The trial’s broad survival result was negative, but the exploratory biomarker analysis pointed toward a narrower hypothesis. Tumors with mTOR-pathway activation or PIK3/AKT/MTOR pathway mutations appeared more likely to benefit from everolimus than from dasatinib.

In that subgroup-oriented reading, BIOMEDE separates two claims that should not be blended:

• Whole-trial claim: Targeted therapy plus radiotherapy did not improve survival for unselected biopsy-proven DIPG.
• Drug-selection claim: Everolimus had a better tolerability profile than erlotinib or dasatinib.
• Biomarker claim: mTOR-pathway features may help identify patients for future everolimus-focused trials.

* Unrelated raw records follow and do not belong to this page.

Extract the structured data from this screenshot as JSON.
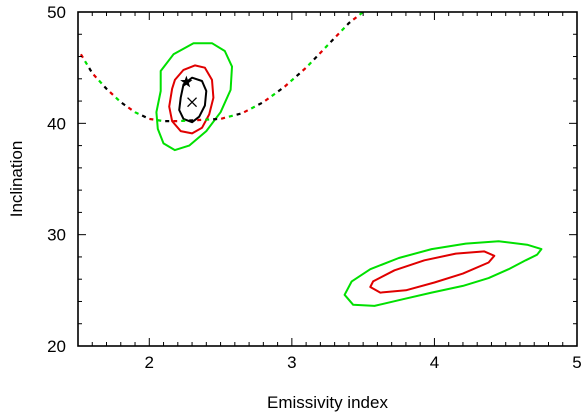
{
  "chart_data": {
    "type": "line",
    "xlabel": "Emissivity index",
    "ylabel": "Inclination",
    "xlim": [
      1.5,
      5.0
    ],
    "ylim": [
      20,
      50
    ],
    "x_ticks": [
      "2",
      "3",
      "4",
      "5"
    ],
    "y_ticks": [
      "20",
      "30",
      "40",
      "50"
    ],
    "grid": false,
    "colors": {
      "green": "#00e000",
      "red": "#e00000",
      "black": "#000000"
    },
    "contours": [
      {
        "region": "upper",
        "color": "green",
        "x": [
          2.08,
          2.05,
          2.06,
          2.1,
          2.18,
          2.28,
          2.4,
          2.5,
          2.57,
          2.58,
          2.53,
          2.44,
          2.31,
          2.17,
          2.08
        ],
        "y": [
          42.9,
          41.0,
          39.5,
          38.2,
          37.6,
          38.0,
          39.3,
          41.0,
          43.0,
          45.1,
          46.5,
          47.2,
          47.2,
          46.2,
          44.7
        ]
      },
      {
        "region": "upper",
        "color": "red",
        "x": [
          2.16,
          2.14,
          2.16,
          2.22,
          2.3,
          2.37,
          2.42,
          2.45,
          2.44,
          2.39,
          2.32,
          2.24,
          2.18,
          2.16
        ],
        "y": [
          43.1,
          41.5,
          40.2,
          39.3,
          39.1,
          39.6,
          40.8,
          42.3,
          43.9,
          45.0,
          45.2,
          44.8,
          43.9,
          43.1
        ]
      },
      {
        "region": "upper",
        "color": "black",
        "x": [
          2.22,
          2.21,
          2.24,
          2.3,
          2.35,
          2.39,
          2.4,
          2.37,
          2.3,
          2.24,
          2.22
        ],
        "y": [
          42.3,
          41.2,
          40.4,
          40.1,
          40.6,
          41.6,
          42.9,
          43.8,
          44.1,
          43.5,
          42.3
        ]
      },
      {
        "region": "lower",
        "color": "green",
        "x": [
          3.37,
          3.43,
          3.58,
          3.78,
          3.98,
          4.2,
          4.38,
          4.52,
          4.64,
          4.72,
          4.75,
          4.65,
          4.45,
          4.22,
          3.98,
          3.75,
          3.55,
          3.42,
          3.37
        ],
        "y": [
          24.6,
          23.7,
          23.6,
          24.2,
          24.8,
          25.4,
          26.1,
          26.9,
          27.7,
          28.2,
          28.7,
          29.1,
          29.4,
          29.2,
          28.7,
          27.9,
          26.9,
          25.8,
          24.6
        ]
      },
      {
        "region": "lower",
        "color": "red",
        "x": [
          3.55,
          3.62,
          3.8,
          4.0,
          4.2,
          4.38,
          4.42,
          4.35,
          4.15,
          3.93,
          3.72,
          3.57,
          3.55
        ],
        "y": [
          25.3,
          24.8,
          25.0,
          25.7,
          26.5,
          27.5,
          28.1,
          28.5,
          28.3,
          27.7,
          26.8,
          25.8,
          25.3
        ]
      }
    ],
    "curves": [
      {
        "style": "dashed",
        "colors": [
          "red",
          "green",
          "black"
        ],
        "x": [
          1.52,
          1.6,
          1.7,
          1.8,
          1.9,
          2.0,
          2.1,
          2.2,
          2.35,
          2.5,
          2.65,
          2.8,
          2.95,
          3.1,
          3.25,
          3.4,
          3.5
        ],
        "y": [
          46.2,
          44.5,
          43.1,
          41.9,
          41.0,
          40.4,
          40.2,
          40.2,
          40.3,
          40.4,
          40.9,
          41.9,
          43.3,
          45.0,
          47.0,
          49.0,
          50.0
        ]
      }
    ],
    "markers": [
      {
        "symbol": "star",
        "x": 2.26,
        "y": 43.7
      },
      {
        "symbol": "cross",
        "x": 2.3,
        "y": 41.9
      }
    ]
  }
}
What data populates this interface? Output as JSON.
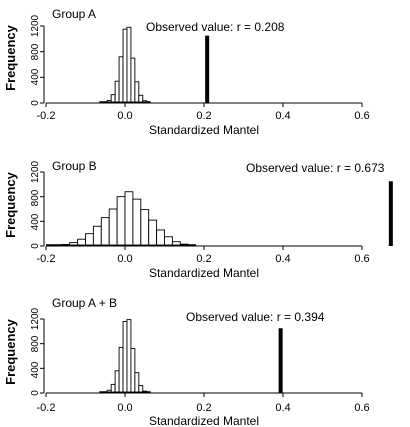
{
  "chart_data": [
    {
      "type": "bar",
      "title": "Group A",
      "xlabel": "Standardized Mantel",
      "ylabel": "Frequency",
      "xlim": [
        -0.2,
        0.6
      ],
      "ylim": [
        0,
        1200
      ],
      "x_ticks": [
        "-0.2",
        "0.0",
        "0.2",
        "0.4",
        "0.6"
      ],
      "y_ticks": [
        "0",
        "400",
        "800",
        "1200"
      ],
      "bin_width": 0.01,
      "bins": [
        {
          "x": -0.06,
          "value": 2
        },
        {
          "x": -0.05,
          "value": 10
        },
        {
          "x": -0.04,
          "value": 40
        },
        {
          "x": -0.03,
          "value": 130
        },
        {
          "x": -0.02,
          "value": 340
        },
        {
          "x": -0.01,
          "value": 720
        },
        {
          "x": 0.0,
          "value": 1150
        },
        {
          "x": 0.01,
          "value": 1180
        },
        {
          "x": 0.02,
          "value": 700
        },
        {
          "x": 0.03,
          "value": 330
        },
        {
          "x": 0.04,
          "value": 120
        },
        {
          "x": 0.05,
          "value": 35
        },
        {
          "x": 0.06,
          "value": 8
        }
      ],
      "observed": {
        "value": 0.208,
        "label": "Observed value:  r = 0.208"
      }
    },
    {
      "type": "bar",
      "title": "Group B",
      "xlabel": "Standardized Mantel",
      "ylabel": "Frequency",
      "xlim": [
        -0.2,
        0.6
      ],
      "ylim": [
        0,
        1200
      ],
      "x_ticks": [
        "-0.2",
        "0.0",
        "0.2",
        "0.4",
        "0.6"
      ],
      "y_ticks": [
        "0",
        "400",
        "800",
        "1200"
      ],
      "bin_width": 0.02,
      "bins": [
        {
          "x": -0.19,
          "value": 4
        },
        {
          "x": -0.17,
          "value": 10
        },
        {
          "x": -0.15,
          "value": 25
        },
        {
          "x": -0.13,
          "value": 55
        },
        {
          "x": -0.11,
          "value": 110
        },
        {
          "x": -0.09,
          "value": 200
        },
        {
          "x": -0.07,
          "value": 320
        },
        {
          "x": -0.05,
          "value": 460
        },
        {
          "x": -0.03,
          "value": 600
        },
        {
          "x": -0.01,
          "value": 800
        },
        {
          "x": 0.01,
          "value": 880
        },
        {
          "x": 0.03,
          "value": 760
        },
        {
          "x": 0.05,
          "value": 590
        },
        {
          "x": 0.07,
          "value": 420
        },
        {
          "x": 0.09,
          "value": 260
        },
        {
          "x": 0.11,
          "value": 150
        },
        {
          "x": 0.13,
          "value": 70
        },
        {
          "x": 0.15,
          "value": 30
        },
        {
          "x": 0.17,
          "value": 10
        }
      ],
      "observed": {
        "value": 0.673,
        "label": "Observed value:  r = 0.673"
      }
    },
    {
      "type": "bar",
      "title": "Group A + B",
      "xlabel": "Standardized Mantel",
      "ylabel": "Frequency",
      "xlim": [
        -0.2,
        0.6
      ],
      "ylim": [
        0,
        1200
      ],
      "x_ticks": [
        "-0.2",
        "0.0",
        "0.2",
        "0.4",
        "0.6"
      ],
      "y_ticks": [
        "0",
        "400",
        "800",
        "1200"
      ],
      "bin_width": 0.01,
      "bins": [
        {
          "x": -0.06,
          "value": 3
        },
        {
          "x": -0.05,
          "value": 12
        },
        {
          "x": -0.04,
          "value": 45
        },
        {
          "x": -0.03,
          "value": 140
        },
        {
          "x": -0.02,
          "value": 360
        },
        {
          "x": -0.01,
          "value": 740
        },
        {
          "x": 0.0,
          "value": 1160
        },
        {
          "x": 0.01,
          "value": 1190
        },
        {
          "x": 0.02,
          "value": 720
        },
        {
          "x": 0.03,
          "value": 330
        },
        {
          "x": 0.04,
          "value": 120
        },
        {
          "x": 0.05,
          "value": 30
        },
        {
          "x": 0.06,
          "value": 6
        }
      ],
      "observed": {
        "value": 0.394,
        "label": "Observed value:  r = 0.394"
      }
    }
  ]
}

Four long-term survivors treated with an mTOR inhibitor were alive and off treatment for more than 6 years. That observation is not proof of efficacy by itself, but it gives future trial design a concrete molecular direction.

The narrower mTOR hypothesis also follows from the trial design. A broadly negative targeted-therapy trial can still identify which molecular subgroups should be separated instead of averaged together in the next study.

The BIOMEDE Result Is Negative, but Not Empty

For families and clinicians, the main result is painful but clear: these three targeted drugs did not change the overall survival picture for DIPG when added to radiotherapy in the full randomized trial.

For researchers, BIOMEDE still narrows the next step. TP53 status should be treated as a major prognostic factor, everolimus is the better-tolerated comparator among the tested drugs, and mTOR-pathway tumors deserve more specific study.

The result also supports biopsy and molecular profiling as research tools in DIPG. The targeted drugs did not rescue the overall survival endpoint, but the molecular data helped explain risk, tolerability, and which pathway should be tested with a cleaner biomarker-selected design.